The Excessive-Block Gate: How a Bitcoin Unlimited Node Deals With Large Blocks



Summary:

The conversation between Sergio Demian Lerner and Tom Zander via Bitcoin-dev mailing list discussed the risks associated with unlimited block size. The concept of proof-of-work dictates that the longer a chain, the higher the probability that it will be extended for the simple reason that another chain will have to show a higher amount of proof of work to 'win.' However, if what the protocol dictates is not in the best interest of miners or full-nodes, then they will simply choose a rule that maximizes their revenue. A change is anything that modifies with a HF the current state of the Bitcoin Core implementation of the consensus protocol. Miners need to announce and follow the same block size policy to prevent short forks. All block size negotiations will be carried between miners in an off-chain manner, not by modifying the policy nor by announcing anything in the coinbase.

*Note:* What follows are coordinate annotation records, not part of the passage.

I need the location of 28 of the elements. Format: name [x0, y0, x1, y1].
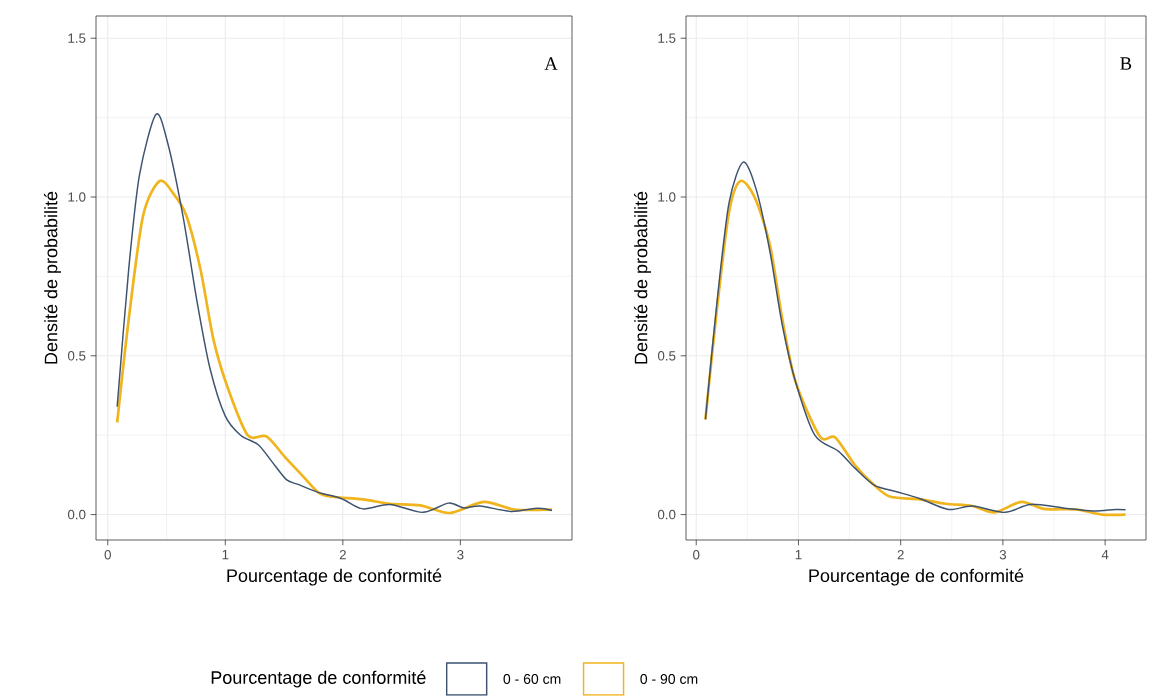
x-tick-label: 2	[897, 550, 904, 560]
y-tick-label: 1.0	[658, 192, 676, 202]
x-axis-title: Pourcentage de conformité	[227, 568, 442, 586]
y-axis-title: Densité de probabilité	[43, 191, 61, 364]
y-axis-title: Densité de probabilité	[633, 191, 651, 364]
legend-label: 0 - 90 cm	[640, 674, 698, 685]
legend-title: Pourcentage de conformité	[211, 670, 426, 688]
y-tick-label: 0.5	[67, 351, 86, 361]
x-tick-label: 3	[999, 550, 1007, 560]
y-tick-label: 0.0	[67, 510, 86, 520]
x-tick-label: 0	[104, 550, 111, 560]
x-tick-label: 4	[1101, 550, 1109, 560]
x-tick-label: 1	[795, 550, 802, 560]
y-tick-label: 1.0	[68, 192, 86, 202]
line-series	[116, 113, 553, 514]
y-tick-label: 1.5	[658, 33, 676, 44]
y-tick-label: 1.5	[68, 33, 86, 44]
x-tick-label: 0	[693, 550, 700, 560]
y-tick-label: 0.5	[657, 351, 676, 361]
x-tick-label: 1	[222, 550, 229, 560]
annotation: A	[544, 57, 558, 70]
x-axis-title: Pourcentage de conformité	[809, 568, 1024, 586]
y-tick-label: 0.0	[657, 510, 676, 520]
x-tick-label: 2	[339, 550, 346, 560]
x-tick-label: 3	[457, 550, 464, 560]
line-series	[115, 179, 554, 515]
legend-label: 0 - 60 cm	[503, 674, 561, 685]
annotation: B	[1120, 57, 1132, 70]
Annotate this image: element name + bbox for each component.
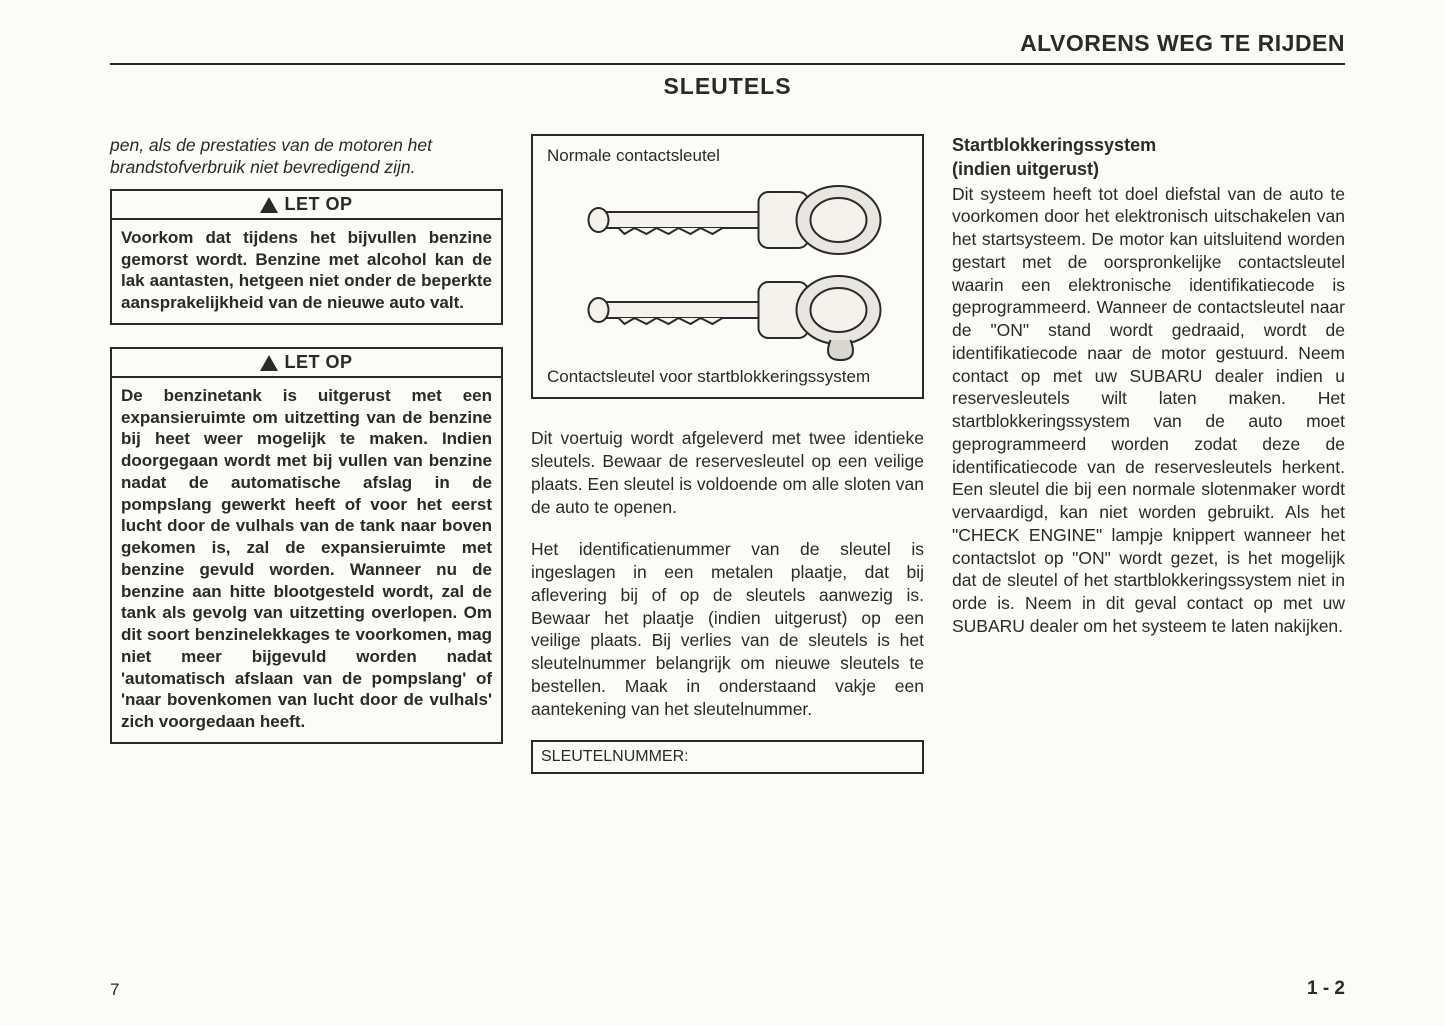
intro-italic-text: pen, als de prestaties van de motoren he… xyxy=(110,134,503,179)
key-number-box: SLEUTELNUMMER: xyxy=(531,740,924,774)
header-rule xyxy=(110,63,1345,65)
key-number-label: SLEUTELNUMMER: xyxy=(541,748,689,765)
warning-box-2-title-text: LET OP xyxy=(284,352,352,373)
col3-body-text: Dit systeem heeft tot doel diefstal van … xyxy=(952,183,1345,638)
figure-caption-top: Normale contactsleutel xyxy=(547,146,910,166)
column-1: pen, als de prestaties van de motoren he… xyxy=(110,134,503,774)
column-3: Startblokkeringssystem (indien uitgerust… xyxy=(952,134,1345,774)
figure-caption-bottom: Contactsleutel voor startblokkeringssyst… xyxy=(547,366,910,387)
header-chapter-title: ALVORENS WEG TE RIJDEN xyxy=(110,30,1345,57)
page-number-right: 1 - 2 xyxy=(1307,978,1345,1000)
warning-box-1-body: Voorkom dat tijdens het bijvullen benzin… xyxy=(112,220,501,323)
col2-paragraph-2: Het identificatienummer van de sleutel i… xyxy=(531,538,924,720)
page-number-left: 7 xyxy=(110,980,119,1000)
warning-box-1-title: LET OP xyxy=(112,191,501,220)
warning-box-1: LET OP Voorkom dat tijdens het bijvullen… xyxy=(110,189,503,325)
column-2: Normale contactsleutel xyxy=(531,134,924,774)
warning-triangle-icon xyxy=(260,197,278,213)
key-figure-box: Normale contactsleutel xyxy=(531,134,924,399)
warning-box-2: LET OP De benzinetank is uitgerust met e… xyxy=(110,347,503,744)
warning-box-2-body: De benzinetank is uitgerust met een expa… xyxy=(112,378,501,742)
warning-box-2-title: LET OP xyxy=(112,349,501,378)
key-illustration xyxy=(547,172,910,362)
content-columns: pen, als de prestaties van de motoren he… xyxy=(110,134,1345,774)
warning-box-1-title-text: LET OP xyxy=(284,194,352,215)
col2-paragraph-1: Dit voertuig wordt afgeleverd met twee i… xyxy=(531,427,924,518)
warning-triangle-icon xyxy=(260,355,278,371)
section-title: SLEUTELS xyxy=(110,73,1345,100)
col3-heading: Startblokkeringssystem xyxy=(952,134,1345,157)
manual-page: ALVORENS WEG TE RIJDEN SLEUTELS pen, als… xyxy=(0,0,1445,794)
col3-subheading: (indien uitgerust) xyxy=(952,159,1345,180)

It's better to let miners increase or decrease the block size limit by 1% per block (such as what Ethereum does with the gas limit) if block size negotiations are meant to be open and carried on on-chain. The conversation also suggests that there may be improvements to be made to the policy that BU uses, such as estimating the accepted block size for the majority of the miners and only counting block confirmations for wallet transactions taking into account only blocks whose size is lower or equal to S.